Man gets teen center for his town

Sarah Gonser

James Finck is a resourceful man with a mission – a $2.2 million mission.

When he realized that the city of Redding, Calif., much like the city of South Lake Tahoe, did not have the resources or the interest to fund his project for a youth and community center, he rolled up his sleeves and went to work.

Not easily intimidated by daunting dollar figures, Finck, the executive director of Redding’s YMCA, did his homework and found a special youth grant set aside by the state of California for just this type of project.

“It seems there’s a high government priority for youth facilities right now,” he said. “This is a grant available through the California Youth Authority and specifically designated for the construction of youth centers.”

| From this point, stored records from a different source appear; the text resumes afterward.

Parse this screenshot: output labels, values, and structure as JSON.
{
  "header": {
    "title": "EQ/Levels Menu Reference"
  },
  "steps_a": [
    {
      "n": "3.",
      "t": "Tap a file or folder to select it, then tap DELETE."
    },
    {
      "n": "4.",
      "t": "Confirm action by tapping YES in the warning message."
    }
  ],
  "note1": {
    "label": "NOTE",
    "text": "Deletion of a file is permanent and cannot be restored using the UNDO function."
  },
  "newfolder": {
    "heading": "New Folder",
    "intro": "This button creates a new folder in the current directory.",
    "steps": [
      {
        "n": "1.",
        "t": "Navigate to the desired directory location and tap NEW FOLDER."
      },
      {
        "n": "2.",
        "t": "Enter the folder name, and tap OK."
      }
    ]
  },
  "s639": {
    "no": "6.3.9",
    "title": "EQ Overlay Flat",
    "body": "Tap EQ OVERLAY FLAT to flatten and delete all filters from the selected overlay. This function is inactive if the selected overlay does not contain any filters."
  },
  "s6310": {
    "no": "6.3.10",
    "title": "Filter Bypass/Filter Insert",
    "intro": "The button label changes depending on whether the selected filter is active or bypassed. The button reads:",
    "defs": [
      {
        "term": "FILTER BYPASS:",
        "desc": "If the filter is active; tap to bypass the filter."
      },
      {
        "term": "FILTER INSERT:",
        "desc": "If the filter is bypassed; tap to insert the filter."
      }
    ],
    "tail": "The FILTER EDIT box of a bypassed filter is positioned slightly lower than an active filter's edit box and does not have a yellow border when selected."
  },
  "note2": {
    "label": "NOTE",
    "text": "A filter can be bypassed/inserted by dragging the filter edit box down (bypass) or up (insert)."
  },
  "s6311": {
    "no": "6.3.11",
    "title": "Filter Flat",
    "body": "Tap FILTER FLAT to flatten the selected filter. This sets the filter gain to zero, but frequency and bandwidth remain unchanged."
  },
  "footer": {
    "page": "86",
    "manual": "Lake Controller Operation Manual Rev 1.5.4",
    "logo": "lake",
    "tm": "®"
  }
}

If Finck does receive the funding, it will probably have something to do with the breadth and creativity of his plan. He envisions the center as a gathering place for nonprofit organizations, combining a broad spectrum of activities including high school and college tutoring, health classes, family planning, job training, recreational activities and more.

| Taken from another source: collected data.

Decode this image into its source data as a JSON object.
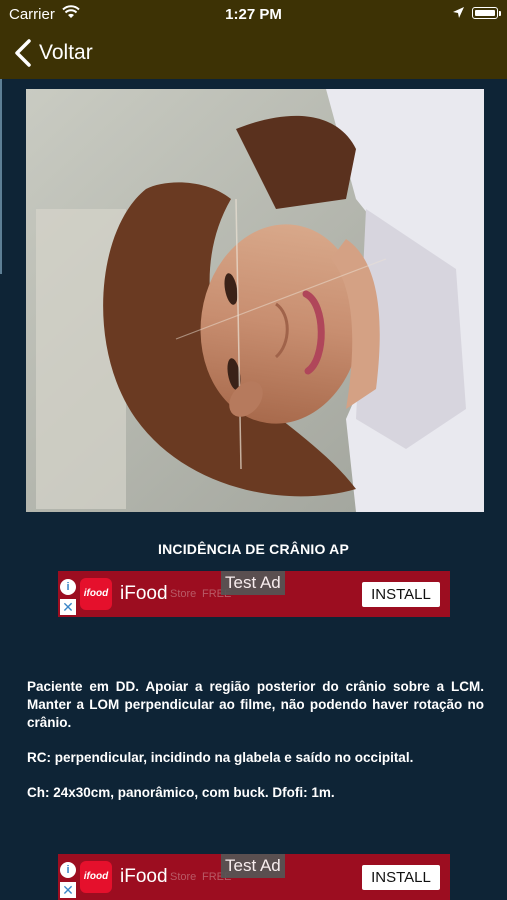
{
  "status_bar": {
    "carrier": "Carrier",
    "time": "1:27 PM"
  },
  "nav": {
    "back_label": "Voltar"
  },
  "content": {
    "title": "INCIDÊNCIA DE CRÂNIO AP",
    "paragraphs": [
      "Paciente em DD. Apoiar a região posterior do crânio sobre a LCM. Manter a LOM perpendicular ao filme, não podendo haver rotação no crânio.",
      "RC: perpendicular, incidindo na glabela e saído no occipital.",
      "Ch: 24x30cm, panorâmico, com buck. Dfofi: 1m."
    ]
  },
  "ads": [
    {
      "app_name": "iFood",
      "logo_text": "ifood",
      "test_label": "Test Ad",
      "install_label": "INSTALL",
      "ghost_store": "Store",
      "ghost_price": "FREE"
    },
    {
      "app_name": "iFood",
      "logo_text": "ifood",
      "test_label": "Test Ad",
      "install_label": "INSTALL",
      "ghost_store": "Store",
      "ghost_price": "FREE"
    }
  ],
  "colors": {
    "nav_bg": "#3d3205",
    "page_bg": "#0e2436",
    "ad_bg": "#9c0d20"
  }
}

What sets this project apart from most teen centers, said Finck, is the fact that citizens of all ages will be attracted and challenged by the broad scope of classes, activities and opportunities. It will not solely be a teen center, although it will be built around that premise.

“I’ve seen it happen over and over again in towns all over the state,” he said. “Teen centers fail because you put all the resources into building it, and then don’t have the funding, or interest level to keep the activities going. If you can build something that involves the entire community, where whole families want to come, then you will very likely succeed.”

Finck said the California Youth Authority will very likely offer the same grant, which totals $3 million this year, in the years to come.